The neck was warped a bit when it got here but I planed it and refretted it, then leveled/dressed the new frets up to remove remaining relief (the neck was flexing a bit when I was leveling/planing the board which made this difficult). The results aren't perfect (no relief), though they're good to the point where no one would ever notice (as mentioned -- hair-over 1/64" tuned to pitch).


The ebony nut is original... check out the lovely headstock shape... and also note the tiny nail remnant above the first fret that brightened-up after I leveled the board. That was used when installing the board when it was made.

I know the run-of-the-mill 4:1 pegs aren't period, but when I bought this instrument I knew it had giant violin-peg holes that needed to have something put in them and why not upgrade the functionality of the instrument? At least I found old cream-colored buttons to match the fretboard inlay.


The board is flat in profile and the neck itself is a medium V-shape -- but comfortable. Originally this had copper (!) bar frets, though they were very fussy despite being unblemished on top (which is another reason to suspect this wore gut its entire life).
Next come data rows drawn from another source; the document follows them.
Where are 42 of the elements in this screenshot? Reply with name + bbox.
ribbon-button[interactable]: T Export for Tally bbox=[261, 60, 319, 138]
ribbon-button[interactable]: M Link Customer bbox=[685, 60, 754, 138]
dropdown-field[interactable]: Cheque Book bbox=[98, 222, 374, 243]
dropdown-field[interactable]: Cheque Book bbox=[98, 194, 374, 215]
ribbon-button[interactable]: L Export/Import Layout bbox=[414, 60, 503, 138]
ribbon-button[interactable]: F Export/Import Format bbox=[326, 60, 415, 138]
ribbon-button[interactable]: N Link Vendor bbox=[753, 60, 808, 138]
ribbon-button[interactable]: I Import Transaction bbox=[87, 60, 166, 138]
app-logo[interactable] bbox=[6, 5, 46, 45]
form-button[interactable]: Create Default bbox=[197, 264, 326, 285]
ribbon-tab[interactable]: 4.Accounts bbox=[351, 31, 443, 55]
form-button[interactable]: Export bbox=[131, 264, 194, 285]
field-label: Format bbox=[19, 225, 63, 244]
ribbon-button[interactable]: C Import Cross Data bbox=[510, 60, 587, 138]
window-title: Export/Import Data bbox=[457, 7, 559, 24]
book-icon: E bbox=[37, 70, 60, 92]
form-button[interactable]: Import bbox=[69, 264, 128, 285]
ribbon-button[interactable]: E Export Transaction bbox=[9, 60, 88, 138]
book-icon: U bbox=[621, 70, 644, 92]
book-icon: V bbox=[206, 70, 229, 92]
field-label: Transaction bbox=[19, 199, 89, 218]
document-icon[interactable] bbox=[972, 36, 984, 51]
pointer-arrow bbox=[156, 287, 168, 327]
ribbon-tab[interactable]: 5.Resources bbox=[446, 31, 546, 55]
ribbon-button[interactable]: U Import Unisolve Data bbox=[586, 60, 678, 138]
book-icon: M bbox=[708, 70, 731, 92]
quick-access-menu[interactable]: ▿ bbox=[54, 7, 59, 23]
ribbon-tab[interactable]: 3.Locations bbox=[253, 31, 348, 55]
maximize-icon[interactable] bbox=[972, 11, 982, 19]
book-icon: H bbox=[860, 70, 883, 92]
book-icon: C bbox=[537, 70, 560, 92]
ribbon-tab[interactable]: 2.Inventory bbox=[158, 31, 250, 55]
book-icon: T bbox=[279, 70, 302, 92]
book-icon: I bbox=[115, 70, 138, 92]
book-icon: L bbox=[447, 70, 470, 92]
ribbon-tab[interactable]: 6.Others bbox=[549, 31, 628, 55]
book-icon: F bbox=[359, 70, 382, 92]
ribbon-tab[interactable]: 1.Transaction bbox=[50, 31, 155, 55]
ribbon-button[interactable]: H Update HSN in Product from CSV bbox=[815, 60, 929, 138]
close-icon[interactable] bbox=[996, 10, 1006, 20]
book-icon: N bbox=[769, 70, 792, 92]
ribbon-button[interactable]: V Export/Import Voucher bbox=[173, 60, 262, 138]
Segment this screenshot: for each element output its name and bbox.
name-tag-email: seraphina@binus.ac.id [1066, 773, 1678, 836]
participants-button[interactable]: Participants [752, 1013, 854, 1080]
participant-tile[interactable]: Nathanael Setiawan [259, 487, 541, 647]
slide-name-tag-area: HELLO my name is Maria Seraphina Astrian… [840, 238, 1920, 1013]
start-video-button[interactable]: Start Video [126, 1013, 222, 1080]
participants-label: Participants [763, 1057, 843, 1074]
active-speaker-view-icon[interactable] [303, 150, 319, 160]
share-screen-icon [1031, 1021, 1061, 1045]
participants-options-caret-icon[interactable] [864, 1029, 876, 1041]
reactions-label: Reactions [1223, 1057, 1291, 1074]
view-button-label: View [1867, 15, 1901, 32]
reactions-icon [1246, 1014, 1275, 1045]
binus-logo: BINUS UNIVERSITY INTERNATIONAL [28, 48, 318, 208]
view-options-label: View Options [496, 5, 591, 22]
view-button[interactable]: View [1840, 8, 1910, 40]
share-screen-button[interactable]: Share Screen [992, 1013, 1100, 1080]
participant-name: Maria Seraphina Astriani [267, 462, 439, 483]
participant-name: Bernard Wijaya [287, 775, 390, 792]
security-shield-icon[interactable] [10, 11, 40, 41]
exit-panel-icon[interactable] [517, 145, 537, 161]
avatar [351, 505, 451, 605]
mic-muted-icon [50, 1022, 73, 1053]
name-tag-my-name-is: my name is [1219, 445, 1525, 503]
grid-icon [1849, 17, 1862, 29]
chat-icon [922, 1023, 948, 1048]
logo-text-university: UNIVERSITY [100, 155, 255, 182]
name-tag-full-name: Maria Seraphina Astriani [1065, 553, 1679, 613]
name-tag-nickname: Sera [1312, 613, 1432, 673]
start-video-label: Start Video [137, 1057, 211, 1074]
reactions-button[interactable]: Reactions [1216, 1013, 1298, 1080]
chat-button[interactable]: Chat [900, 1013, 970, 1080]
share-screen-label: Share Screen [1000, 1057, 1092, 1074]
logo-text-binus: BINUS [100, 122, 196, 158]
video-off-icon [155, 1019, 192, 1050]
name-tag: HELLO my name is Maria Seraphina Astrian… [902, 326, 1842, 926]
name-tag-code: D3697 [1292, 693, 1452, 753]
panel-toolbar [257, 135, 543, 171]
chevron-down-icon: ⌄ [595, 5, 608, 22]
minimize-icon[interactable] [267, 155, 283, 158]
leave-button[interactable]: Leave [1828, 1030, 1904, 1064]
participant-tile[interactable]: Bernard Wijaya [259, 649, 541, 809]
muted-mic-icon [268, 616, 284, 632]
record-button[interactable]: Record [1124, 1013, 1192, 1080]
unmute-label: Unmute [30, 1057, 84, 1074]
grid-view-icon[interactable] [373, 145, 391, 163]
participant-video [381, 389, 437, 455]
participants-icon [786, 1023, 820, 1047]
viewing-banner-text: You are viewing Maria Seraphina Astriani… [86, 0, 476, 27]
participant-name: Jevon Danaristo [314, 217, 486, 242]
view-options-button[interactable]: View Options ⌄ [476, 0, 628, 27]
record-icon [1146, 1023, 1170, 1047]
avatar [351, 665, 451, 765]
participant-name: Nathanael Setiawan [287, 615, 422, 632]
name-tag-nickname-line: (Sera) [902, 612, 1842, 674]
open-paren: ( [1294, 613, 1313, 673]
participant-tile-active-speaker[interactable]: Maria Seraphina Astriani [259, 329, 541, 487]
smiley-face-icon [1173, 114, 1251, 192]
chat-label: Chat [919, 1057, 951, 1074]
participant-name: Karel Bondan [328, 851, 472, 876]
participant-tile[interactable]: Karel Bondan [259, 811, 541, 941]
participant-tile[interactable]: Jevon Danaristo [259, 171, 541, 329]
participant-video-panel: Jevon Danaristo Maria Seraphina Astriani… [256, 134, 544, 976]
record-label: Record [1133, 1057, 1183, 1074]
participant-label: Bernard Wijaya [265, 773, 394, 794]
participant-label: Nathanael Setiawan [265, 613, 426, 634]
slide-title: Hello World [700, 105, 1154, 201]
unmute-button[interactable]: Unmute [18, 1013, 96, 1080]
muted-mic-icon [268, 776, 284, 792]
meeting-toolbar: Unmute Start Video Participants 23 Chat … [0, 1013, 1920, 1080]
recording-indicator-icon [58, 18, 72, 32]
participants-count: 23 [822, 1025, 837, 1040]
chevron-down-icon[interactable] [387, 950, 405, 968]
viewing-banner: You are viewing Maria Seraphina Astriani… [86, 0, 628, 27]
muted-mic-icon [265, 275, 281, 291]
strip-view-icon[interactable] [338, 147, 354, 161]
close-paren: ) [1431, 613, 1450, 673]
I filled the slots, leveled the board, and then re-cut the slots on the direct paths of the old slots before refretting with modern medium wire.



The rosette is a series of inlaid rings. The top has no cracks and only two braces.


The tailpiece is original and easily holds knotted-up string-ends. The maple bridge is from my parts-bin and I've fit it to the top and spaced it for the wider fretboard spacing on this instrument.



Pretty, isn't it? Note the hairline crack right down the center of the turned, "carved-looking," rear -- that was a chore to fix up but this is how it was done...


The evil-looking big clamps up/down are simply applying light pressure to keep the up/down alignment of the back as close as I could get it.


Don't you love the way that headstock rear is cut? That's some darn clean work.



It's hard to see, but I think the heel was cracked when this was built as there's a very, very small hairline that's dead-tight about 1/2" from the bottom of the heel. On the inside of the neck block there's an old slotted-head screw right at that location that may explain that. Regardless, the neck is set just fine and everything is in good repair.

Note also how the sides are attached to the back and front in this picture -- they're actually wrapped around the instrument -- becoming the "binding" and the sides all in one. Note also a tiny separation of the purfling from the side in this picture -- it's tight and good-to-go. All the inner kerfing is glued-up pat so it's just dryness creep.



Here you can see a bit more of what I mean by the sides being the sides and binding at the same time, when viewed from the front or back.







The tailpiece had one funky screw in-place so I simply replaced the screws with a vintage-looking strap button and a couple of spares from my bins. They're not right, but they work.


Here are some of the biggish cleats I installed inside to make sure that back doesn't separate again.


A brand-new Boulder Alpine gigbag comes with it -- these are great cases and certainly worth their $70ish price tag.

3 comments:

David Richard said...

A very pretty thing indeed! Could the neckshaft be walnut or butternut(I've seen/worked with some old b-nut that's pretty hard).

Dave
Corinth, VT

Jake Wildwood said...

I wanted to say butternut -- I don't think it's the right color to be walnut, though. It's a type of wood I also see on guitars from the time and other banjos, too, and I can never quite place it due to the grain orientation.

Warren Grice said...

Wow, love the tone on this! Great work.